Herbert Gamlin

Personal information
- Full name: Herbert Temlett Gamlin
- Born: 12 February 1878 West Buckland, Wellington, Somerset, England
- Died: 12 July 1937 (aged 59) Pylford Bridge, Cheam, Surrey, England
- Batting: Right-handed
- Bowling: Right-arm off-break

Domestic team information
- 1895–1896: Somerset

Career statistics
| Competition | FC |
| Matches | 3 |
| Runs scored | 7 |
| Batting average | 1.16 |
| 100s/50s | 0/0 |
| Top score | 5 |
| Balls bowled | 296 |
| Wickets | 2 |
| Bowling average | 103.50 |
| 5 wickets in innings | 0 |
| 10 wickets in match | 0 |
| Best bowling | 2/100 |
| Catches/stumpings | 4/– |
- Source: CricketArchive, 22 December 2015

= Herbert Gamlin =

English rugby union player and cricketer

Herbert Temlett Gamlin (12 February 1878 – 12 July 1937), known as Octopus Gamlin, played in 15 rugby union internationals for England between 1899 and 1904 as a full-back. He also played first-class cricket for Somerset in 1895 and 1896. He was born at West Buckland, Somerset and died at North Cheam, Surrey.

Gamlin was educated at Wellington School and played both cricket and rugby union for Somerset as a teenager.

==Rugby career==
Gamlin played as a full-back and was renowned for the strength of his tackling: an obituary in The Times in 1937 said that he "probably was the most powerful and effective tackler on record". His ability to stop opponents as they ran towards him led to him being nicknamed "The Octopus": "It was no fancy that credited him with the feat of tackling two men more or less at the same time–one in either hand," The Times rugby correspondent wrote.

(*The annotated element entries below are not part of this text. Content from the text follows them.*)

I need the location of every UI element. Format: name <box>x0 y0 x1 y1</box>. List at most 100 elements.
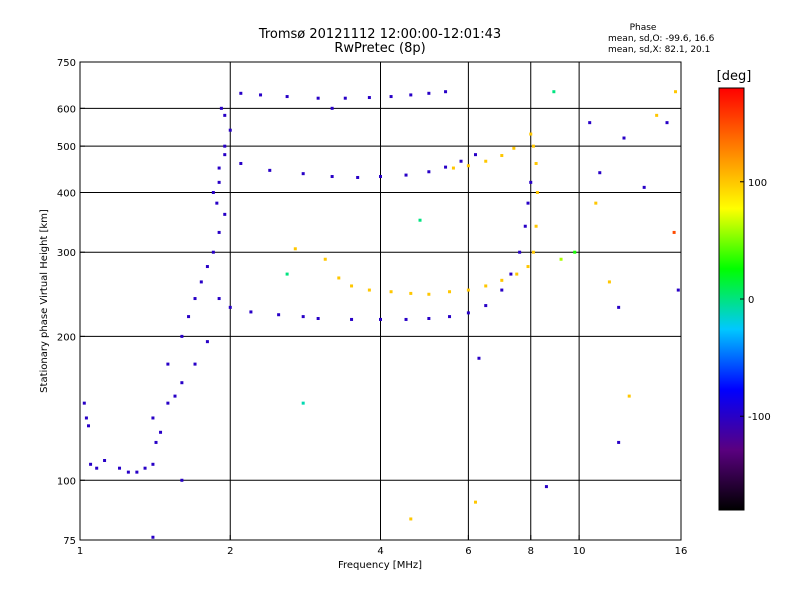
data-point <box>477 356 481 360</box>
data-point <box>404 317 408 321</box>
data-point <box>409 291 413 295</box>
data-point <box>193 297 197 301</box>
data-point <box>531 144 535 148</box>
data-point <box>500 278 504 282</box>
x-tick-label: 2 <box>227 546 233 557</box>
colorbar-unit-label: [deg] <box>716 69 752 84</box>
y-tick-label: 600 <box>57 104 76 115</box>
y-tick-label: 100 <box>57 476 76 487</box>
data-point <box>642 185 646 189</box>
data-point <box>180 381 184 385</box>
data-point <box>674 90 678 94</box>
data-point <box>95 466 99 470</box>
data-point <box>518 250 522 254</box>
data-point <box>529 180 533 184</box>
data-point <box>228 305 232 309</box>
y-tick-label: 400 <box>57 188 76 199</box>
colorbar-ticks: 100 0 -100 <box>740 178 771 423</box>
data-point <box>598 171 602 175</box>
data-point <box>448 290 452 294</box>
data-point <box>356 175 360 179</box>
data-point <box>427 316 431 320</box>
data-point <box>594 201 598 205</box>
data-point <box>559 257 563 261</box>
y-tick-label: 200 <box>57 332 76 343</box>
data-point <box>534 224 538 228</box>
data-point <box>151 535 155 539</box>
data-point <box>523 224 527 228</box>
data-point <box>607 280 611 284</box>
data-point <box>316 316 320 320</box>
data-point <box>473 500 477 504</box>
data-point <box>159 430 163 434</box>
data-point <box>409 517 413 521</box>
data-point <box>217 297 221 301</box>
data-point <box>166 401 170 405</box>
data-point <box>223 144 227 148</box>
y-axis-label: Stationary phase Virtual Height [km] <box>39 209 50 393</box>
phase-title: Phase <box>629 23 657 33</box>
data-point <box>151 416 155 420</box>
data-point <box>330 106 334 110</box>
data-point <box>427 292 431 296</box>
data-point <box>389 290 393 294</box>
phase-o-stats: mean, sd,O: -99.6, 16.6 <box>608 34 715 44</box>
data-point <box>301 315 305 319</box>
data-point <box>627 394 631 398</box>
data-point <box>484 159 488 163</box>
data-point <box>143 466 147 470</box>
data-point <box>89 462 93 466</box>
data-point <box>367 288 371 292</box>
x-tick-label: 1 <box>77 546 83 557</box>
data-point <box>215 201 219 205</box>
data-point <box>409 93 413 97</box>
data-point <box>126 470 130 474</box>
chart-title-line1: Tromsø 20121112 12:00:00-12:01:43 <box>258 27 502 42</box>
data-point <box>323 257 327 261</box>
data-point <box>389 95 393 99</box>
data-point <box>444 165 448 169</box>
data-point <box>180 478 184 482</box>
data-point <box>622 136 626 140</box>
y-tick-label: 750 <box>57 58 76 69</box>
data-point <box>534 161 538 165</box>
data-point <box>676 288 680 292</box>
data-point <box>343 96 347 100</box>
data-point <box>217 180 221 184</box>
data-point <box>187 315 191 319</box>
grid-lines <box>80 62 681 540</box>
data-point <box>529 132 533 136</box>
data-point <box>211 190 215 194</box>
data-point <box>500 288 504 292</box>
data-point <box>223 212 227 216</box>
data-point <box>277 313 281 317</box>
data-point <box>82 401 86 405</box>
data-point <box>451 166 455 170</box>
data-point <box>285 272 289 276</box>
data-point <box>350 317 354 321</box>
data-point <box>473 153 477 157</box>
y-axis-ticks: 75 100 200 300 400 500 600 750 <box>57 58 85 547</box>
data-point <box>404 173 408 177</box>
data-point <box>573 250 577 254</box>
colorbar-tick-label: 100 <box>748 178 767 189</box>
data-point <box>466 164 470 168</box>
data-point <box>500 154 504 158</box>
data-point <box>199 280 203 284</box>
y-tick-label: 75 <box>63 536 76 547</box>
data-point <box>180 334 184 338</box>
x-tick-label: 4 <box>377 546 383 557</box>
data-point <box>219 106 223 110</box>
data-point <box>301 401 305 405</box>
data-point <box>367 96 371 100</box>
data-point <box>526 265 530 269</box>
data-point <box>154 440 158 444</box>
data-point <box>544 485 548 489</box>
x-tick-label: 10 <box>573 546 586 557</box>
data-point <box>617 440 621 444</box>
phase-x-stats: mean, sd,X: 82.1, 20.1 <box>608 45 711 55</box>
data-point <box>211 250 215 254</box>
data-point <box>418 218 422 222</box>
data-point <box>151 462 155 466</box>
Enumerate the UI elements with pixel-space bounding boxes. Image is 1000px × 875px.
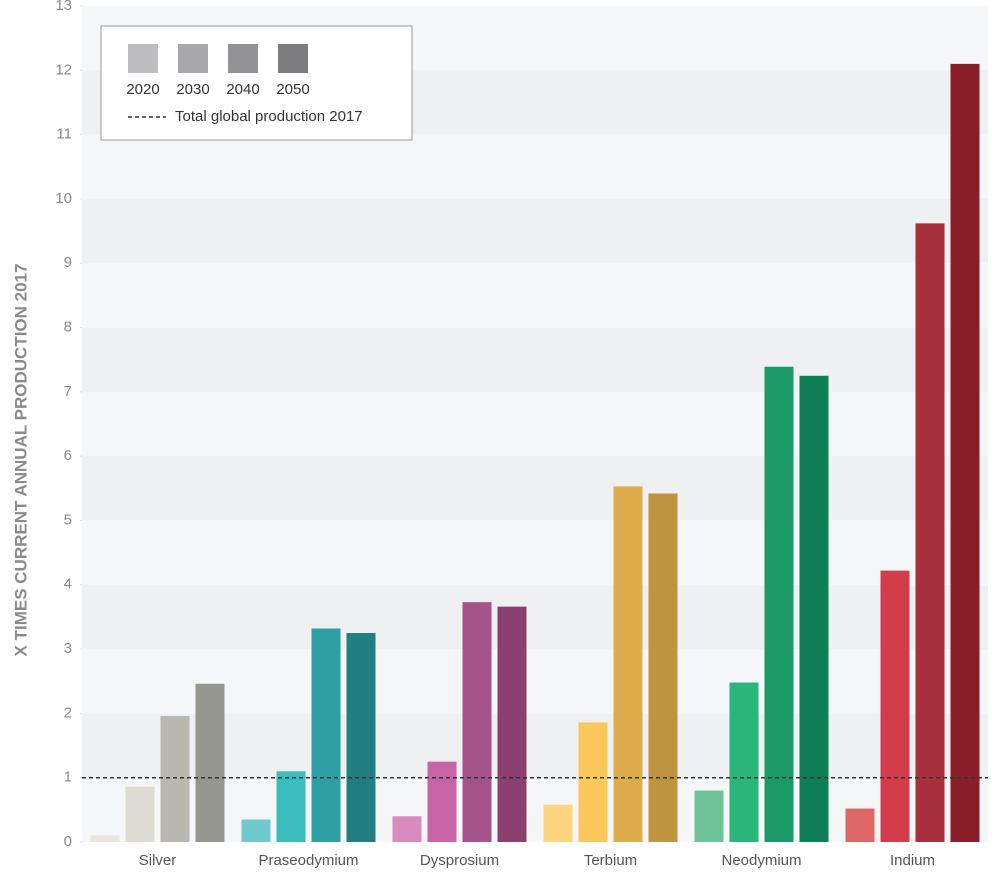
y-tick-label: 13 xyxy=(55,0,72,14)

A later letter responding to this memoir identified an incident where Gamlin had indeed tackled two men at once in a match against the Welsh Barbarians team and also noted that his tackling technique was essentially "bear-hugs enveloping both man and ball".

==Cricket career==
Gamlin played as a tail-ender right-handed batsman and a right-arm off-break bowler in two consecutive matches in July 1895. In the first, he failed to score a run or take a wicket against Essex at Taunton. Essex's total of 692 was the team's highest first-class score for 95 years until surpassed in 1990. Gamlin's second match, against Lancashire, also at Taunton, was even more difficult; Lancashire scored 801 and captain Archie MacLaren scored 424, the first score of more than 400 runs by an individual batsman in first-class cricket. MacLaren finally fell to Gamlin's off-spin, and Gamlin took the last wicket of the innings as well, perversely turning in the best bowling figures of his short first-class career in this innings by taking two for 100. He failed to score in this match too. After four consecutive scores of 0, he finally made 2 and 5 in his single match in 1896, against Yorkshire, but he failed to take any further wickets, and this was the final first-class match of his career.